5回88球を投げて、毎回走者を背負ったが、7安打2失点、3四死球の粘投で、今季4勝目(3敗)をつかみ、節目の白星を手にした。

 試合前には吐き気や下痢などの体調不良に見舞われるアクシデントもあったが「自分でマウンドに上がると決めた以上はしっかり自分のできる仕事をしようと思っていましたし、そういう言い訳はしないようにしていました」と気合の投球を見せて、チームに勝利をもたらした。

 近年、球界では投手の分業制が進み、特にメジャーでは先発投手が1試合を投げきることはほとんど見られない。救援投手のできにも左右される「勝利数」の評価は年々薄れていっている。昨季、ナ・リーグのサイ・ヤング賞に輝いたスキーンズ(パイレーツ)は防御率が1・97でリーグトップだったが、勝敗は10勝10敗。最多勝のペラルタ(ブルワーズ、現メッツ)は17勝6敗、防御率2・70だったが、サイ・ヤング賞投票は5位だった。
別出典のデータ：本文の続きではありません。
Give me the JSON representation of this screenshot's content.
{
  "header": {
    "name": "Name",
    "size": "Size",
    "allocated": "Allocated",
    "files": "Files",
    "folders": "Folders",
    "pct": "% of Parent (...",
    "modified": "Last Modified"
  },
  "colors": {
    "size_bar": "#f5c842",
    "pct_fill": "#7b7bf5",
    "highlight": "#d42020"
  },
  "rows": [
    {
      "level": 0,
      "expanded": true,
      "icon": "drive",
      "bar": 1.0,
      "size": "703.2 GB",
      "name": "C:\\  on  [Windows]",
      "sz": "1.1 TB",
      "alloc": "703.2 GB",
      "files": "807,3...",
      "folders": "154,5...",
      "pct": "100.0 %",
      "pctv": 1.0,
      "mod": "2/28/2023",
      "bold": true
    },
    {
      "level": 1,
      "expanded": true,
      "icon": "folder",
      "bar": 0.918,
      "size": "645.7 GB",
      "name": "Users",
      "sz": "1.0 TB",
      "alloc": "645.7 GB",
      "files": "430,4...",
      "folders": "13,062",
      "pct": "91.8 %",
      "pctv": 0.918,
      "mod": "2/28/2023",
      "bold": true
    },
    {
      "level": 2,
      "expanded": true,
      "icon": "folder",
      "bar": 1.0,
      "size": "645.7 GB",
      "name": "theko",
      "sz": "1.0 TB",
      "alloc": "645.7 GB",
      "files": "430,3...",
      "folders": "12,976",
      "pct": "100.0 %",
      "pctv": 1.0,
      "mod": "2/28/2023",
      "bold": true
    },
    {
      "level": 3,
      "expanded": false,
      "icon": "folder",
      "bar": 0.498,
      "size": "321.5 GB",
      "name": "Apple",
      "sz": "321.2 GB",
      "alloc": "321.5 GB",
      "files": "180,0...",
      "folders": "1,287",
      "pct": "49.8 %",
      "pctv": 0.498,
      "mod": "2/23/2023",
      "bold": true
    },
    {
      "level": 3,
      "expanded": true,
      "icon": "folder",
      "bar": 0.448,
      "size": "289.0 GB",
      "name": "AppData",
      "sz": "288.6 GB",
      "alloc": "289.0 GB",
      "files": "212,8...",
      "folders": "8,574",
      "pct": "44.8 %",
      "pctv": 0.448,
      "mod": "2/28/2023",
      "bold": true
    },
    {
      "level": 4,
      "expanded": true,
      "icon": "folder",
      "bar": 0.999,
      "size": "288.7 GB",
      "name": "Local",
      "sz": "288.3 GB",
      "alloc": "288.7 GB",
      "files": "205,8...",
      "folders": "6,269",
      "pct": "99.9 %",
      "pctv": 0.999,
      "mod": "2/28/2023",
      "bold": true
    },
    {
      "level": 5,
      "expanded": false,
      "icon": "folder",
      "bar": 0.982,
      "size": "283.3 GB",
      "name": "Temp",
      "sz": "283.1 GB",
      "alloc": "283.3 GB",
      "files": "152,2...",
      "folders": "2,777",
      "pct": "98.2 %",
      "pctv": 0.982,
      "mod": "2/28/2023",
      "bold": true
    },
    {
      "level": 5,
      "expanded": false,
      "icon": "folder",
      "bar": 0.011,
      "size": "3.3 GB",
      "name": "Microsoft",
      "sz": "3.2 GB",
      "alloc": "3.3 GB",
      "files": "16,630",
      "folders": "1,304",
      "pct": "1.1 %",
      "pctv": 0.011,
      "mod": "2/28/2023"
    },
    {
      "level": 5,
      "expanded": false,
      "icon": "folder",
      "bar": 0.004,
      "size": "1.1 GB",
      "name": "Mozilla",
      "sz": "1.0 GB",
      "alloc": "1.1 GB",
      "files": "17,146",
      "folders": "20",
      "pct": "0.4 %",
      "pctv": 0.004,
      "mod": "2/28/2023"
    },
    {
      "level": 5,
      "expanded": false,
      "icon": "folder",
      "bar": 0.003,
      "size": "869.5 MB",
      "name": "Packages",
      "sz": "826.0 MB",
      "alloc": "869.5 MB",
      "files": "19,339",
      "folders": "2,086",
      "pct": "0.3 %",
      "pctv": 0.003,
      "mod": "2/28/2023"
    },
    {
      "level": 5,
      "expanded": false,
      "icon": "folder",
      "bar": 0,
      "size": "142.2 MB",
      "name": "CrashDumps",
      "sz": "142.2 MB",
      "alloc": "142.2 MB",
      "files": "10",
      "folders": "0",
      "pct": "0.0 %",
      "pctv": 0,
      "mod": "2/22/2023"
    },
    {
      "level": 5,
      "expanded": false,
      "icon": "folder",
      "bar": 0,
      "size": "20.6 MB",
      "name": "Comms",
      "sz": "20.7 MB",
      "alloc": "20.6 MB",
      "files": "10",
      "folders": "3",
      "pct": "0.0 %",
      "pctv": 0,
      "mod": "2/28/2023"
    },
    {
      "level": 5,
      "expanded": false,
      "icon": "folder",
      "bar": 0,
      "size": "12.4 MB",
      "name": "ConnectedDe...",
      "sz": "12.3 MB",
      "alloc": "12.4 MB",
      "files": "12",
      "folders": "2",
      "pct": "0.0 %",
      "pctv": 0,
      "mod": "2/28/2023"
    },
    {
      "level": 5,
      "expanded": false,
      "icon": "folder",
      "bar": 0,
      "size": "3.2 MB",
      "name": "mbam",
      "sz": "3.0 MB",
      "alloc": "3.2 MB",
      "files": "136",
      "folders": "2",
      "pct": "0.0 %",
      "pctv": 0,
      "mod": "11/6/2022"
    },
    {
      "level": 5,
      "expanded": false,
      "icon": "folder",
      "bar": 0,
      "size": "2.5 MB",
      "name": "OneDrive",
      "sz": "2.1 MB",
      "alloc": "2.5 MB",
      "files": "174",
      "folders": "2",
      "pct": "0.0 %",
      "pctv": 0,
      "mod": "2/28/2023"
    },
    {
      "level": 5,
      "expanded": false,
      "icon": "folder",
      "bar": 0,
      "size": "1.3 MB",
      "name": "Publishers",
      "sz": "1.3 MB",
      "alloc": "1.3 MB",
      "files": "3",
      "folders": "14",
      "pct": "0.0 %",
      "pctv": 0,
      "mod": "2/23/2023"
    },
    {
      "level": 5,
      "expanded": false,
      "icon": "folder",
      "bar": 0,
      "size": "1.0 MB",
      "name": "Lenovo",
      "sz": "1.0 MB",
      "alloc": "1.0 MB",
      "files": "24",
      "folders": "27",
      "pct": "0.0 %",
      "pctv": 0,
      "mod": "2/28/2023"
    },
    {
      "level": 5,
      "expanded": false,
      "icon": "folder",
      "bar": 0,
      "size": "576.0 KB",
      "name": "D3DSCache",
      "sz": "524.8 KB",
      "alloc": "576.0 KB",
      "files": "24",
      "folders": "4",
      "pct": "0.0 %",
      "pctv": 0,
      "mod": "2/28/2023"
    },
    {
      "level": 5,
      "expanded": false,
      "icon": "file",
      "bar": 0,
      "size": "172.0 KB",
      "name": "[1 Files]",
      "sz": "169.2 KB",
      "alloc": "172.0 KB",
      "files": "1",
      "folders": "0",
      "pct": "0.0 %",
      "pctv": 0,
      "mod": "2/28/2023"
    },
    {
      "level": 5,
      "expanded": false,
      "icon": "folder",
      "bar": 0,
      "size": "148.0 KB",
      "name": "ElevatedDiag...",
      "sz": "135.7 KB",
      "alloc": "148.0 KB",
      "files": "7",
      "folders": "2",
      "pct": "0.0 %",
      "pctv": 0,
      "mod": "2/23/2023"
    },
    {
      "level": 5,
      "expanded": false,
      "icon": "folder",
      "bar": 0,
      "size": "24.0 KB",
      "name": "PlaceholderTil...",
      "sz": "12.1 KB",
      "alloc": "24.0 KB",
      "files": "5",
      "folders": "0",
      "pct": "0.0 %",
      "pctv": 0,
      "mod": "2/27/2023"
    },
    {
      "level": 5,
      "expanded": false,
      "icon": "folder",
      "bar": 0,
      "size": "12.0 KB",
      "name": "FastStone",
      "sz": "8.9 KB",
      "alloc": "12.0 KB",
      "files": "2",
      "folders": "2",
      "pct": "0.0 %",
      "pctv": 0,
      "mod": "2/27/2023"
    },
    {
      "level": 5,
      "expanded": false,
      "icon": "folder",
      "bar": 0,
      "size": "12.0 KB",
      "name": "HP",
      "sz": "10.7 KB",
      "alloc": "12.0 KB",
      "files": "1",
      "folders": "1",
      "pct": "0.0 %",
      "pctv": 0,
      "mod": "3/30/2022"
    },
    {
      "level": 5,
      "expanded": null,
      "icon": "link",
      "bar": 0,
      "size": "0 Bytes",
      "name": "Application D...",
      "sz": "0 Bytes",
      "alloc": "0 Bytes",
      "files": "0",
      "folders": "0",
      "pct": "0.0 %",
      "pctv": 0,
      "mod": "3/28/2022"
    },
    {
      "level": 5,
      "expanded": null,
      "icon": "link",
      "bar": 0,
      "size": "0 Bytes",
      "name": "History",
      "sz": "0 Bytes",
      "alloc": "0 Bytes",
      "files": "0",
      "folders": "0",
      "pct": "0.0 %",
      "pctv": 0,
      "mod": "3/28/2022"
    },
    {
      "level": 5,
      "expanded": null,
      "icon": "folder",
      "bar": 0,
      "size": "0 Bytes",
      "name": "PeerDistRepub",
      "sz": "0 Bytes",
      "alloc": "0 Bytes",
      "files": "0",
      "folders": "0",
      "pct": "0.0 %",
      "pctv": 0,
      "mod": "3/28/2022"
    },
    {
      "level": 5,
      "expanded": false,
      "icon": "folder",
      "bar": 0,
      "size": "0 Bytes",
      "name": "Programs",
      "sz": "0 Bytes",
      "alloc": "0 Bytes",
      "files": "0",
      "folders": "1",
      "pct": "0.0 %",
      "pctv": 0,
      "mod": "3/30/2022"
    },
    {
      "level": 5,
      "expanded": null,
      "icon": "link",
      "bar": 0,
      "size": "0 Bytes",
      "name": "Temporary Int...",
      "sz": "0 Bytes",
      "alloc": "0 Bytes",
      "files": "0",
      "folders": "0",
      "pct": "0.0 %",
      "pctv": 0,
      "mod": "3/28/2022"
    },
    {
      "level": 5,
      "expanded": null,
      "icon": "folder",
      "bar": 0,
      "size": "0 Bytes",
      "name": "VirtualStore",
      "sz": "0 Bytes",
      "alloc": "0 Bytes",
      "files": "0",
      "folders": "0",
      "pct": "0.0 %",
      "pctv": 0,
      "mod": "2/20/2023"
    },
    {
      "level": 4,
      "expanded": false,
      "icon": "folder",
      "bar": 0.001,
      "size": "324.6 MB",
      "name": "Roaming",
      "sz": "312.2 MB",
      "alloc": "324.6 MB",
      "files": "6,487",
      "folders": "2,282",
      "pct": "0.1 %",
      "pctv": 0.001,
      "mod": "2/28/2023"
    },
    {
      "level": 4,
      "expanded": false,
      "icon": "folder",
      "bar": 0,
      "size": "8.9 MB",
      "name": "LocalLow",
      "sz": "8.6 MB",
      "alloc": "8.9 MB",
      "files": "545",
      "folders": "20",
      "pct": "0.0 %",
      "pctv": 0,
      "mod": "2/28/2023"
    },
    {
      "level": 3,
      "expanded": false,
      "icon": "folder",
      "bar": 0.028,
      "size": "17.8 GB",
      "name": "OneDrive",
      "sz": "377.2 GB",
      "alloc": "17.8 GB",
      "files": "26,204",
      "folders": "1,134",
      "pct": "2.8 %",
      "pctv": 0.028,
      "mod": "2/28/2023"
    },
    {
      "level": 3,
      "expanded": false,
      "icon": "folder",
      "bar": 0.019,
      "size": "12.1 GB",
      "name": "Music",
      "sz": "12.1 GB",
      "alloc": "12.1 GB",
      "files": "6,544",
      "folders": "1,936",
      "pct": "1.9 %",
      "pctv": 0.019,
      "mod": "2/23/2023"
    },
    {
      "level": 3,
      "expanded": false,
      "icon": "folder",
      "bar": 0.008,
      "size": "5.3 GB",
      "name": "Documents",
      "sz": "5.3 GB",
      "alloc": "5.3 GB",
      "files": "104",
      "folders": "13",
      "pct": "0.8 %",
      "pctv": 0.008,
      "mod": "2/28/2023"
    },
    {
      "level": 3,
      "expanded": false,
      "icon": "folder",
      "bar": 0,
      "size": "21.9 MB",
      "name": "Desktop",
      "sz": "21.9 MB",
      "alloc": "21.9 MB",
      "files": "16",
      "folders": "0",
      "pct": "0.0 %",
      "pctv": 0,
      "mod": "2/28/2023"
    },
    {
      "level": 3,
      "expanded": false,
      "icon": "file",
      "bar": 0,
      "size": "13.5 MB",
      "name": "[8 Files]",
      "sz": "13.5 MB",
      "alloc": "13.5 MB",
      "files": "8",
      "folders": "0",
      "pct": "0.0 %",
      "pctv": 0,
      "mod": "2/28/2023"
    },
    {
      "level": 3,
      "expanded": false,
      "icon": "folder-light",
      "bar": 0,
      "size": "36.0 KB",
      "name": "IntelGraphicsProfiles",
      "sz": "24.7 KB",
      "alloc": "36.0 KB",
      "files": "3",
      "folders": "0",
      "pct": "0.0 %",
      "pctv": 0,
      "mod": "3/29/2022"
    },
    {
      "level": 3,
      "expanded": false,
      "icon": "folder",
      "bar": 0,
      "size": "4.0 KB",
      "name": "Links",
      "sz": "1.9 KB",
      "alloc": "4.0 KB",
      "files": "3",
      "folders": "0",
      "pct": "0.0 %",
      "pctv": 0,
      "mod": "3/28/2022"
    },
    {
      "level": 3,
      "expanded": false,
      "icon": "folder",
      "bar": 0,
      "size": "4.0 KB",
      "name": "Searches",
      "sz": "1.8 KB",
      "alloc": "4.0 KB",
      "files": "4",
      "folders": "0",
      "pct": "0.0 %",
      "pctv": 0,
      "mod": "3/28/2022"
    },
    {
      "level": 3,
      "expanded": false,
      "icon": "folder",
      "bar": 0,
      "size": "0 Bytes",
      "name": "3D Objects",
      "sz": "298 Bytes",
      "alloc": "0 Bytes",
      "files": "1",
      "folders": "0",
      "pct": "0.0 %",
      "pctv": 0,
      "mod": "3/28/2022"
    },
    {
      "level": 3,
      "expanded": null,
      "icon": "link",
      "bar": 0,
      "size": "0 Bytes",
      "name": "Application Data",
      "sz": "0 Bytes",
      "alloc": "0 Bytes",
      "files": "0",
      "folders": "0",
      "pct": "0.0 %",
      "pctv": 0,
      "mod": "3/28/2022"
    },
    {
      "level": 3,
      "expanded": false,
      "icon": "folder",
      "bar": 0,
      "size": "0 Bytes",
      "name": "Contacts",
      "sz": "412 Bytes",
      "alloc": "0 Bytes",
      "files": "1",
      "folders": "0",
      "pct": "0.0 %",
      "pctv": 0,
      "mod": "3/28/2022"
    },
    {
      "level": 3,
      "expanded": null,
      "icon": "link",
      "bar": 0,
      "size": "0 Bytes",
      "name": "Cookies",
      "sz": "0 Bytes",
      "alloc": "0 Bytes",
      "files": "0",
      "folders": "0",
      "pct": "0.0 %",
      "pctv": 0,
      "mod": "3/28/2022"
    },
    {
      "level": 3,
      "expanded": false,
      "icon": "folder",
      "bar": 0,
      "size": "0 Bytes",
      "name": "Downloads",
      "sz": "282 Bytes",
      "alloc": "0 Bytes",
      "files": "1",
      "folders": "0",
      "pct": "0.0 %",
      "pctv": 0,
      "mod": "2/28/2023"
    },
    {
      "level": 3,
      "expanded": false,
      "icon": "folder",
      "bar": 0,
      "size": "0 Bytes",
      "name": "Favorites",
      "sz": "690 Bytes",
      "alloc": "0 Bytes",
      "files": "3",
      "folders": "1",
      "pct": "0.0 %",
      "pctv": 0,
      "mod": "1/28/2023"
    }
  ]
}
サイ・ヤング賞投票で票が入った9人のうち、10勝は最少タイだった。

 もちろん、どれだけ好投しても打線の援護や、リリーフ投手の投球に左右されるため、先発投手の実力を十分に示すかといったら難しい部分もある。それでも菅野は「昔の野球の貯金があったので」と苦笑いしながら「あまり評価されない数字とは言え、無関係でもない数字だと僕は思うので、僕は僕なりのしっかり、自分の勝ちを大事にしながら。あとはこっちの野球で大切にされている部分もやっぱり磨いていかないと行けない部分もあるので、そこもしっかり目を向けてやっていきます」と口にしていた。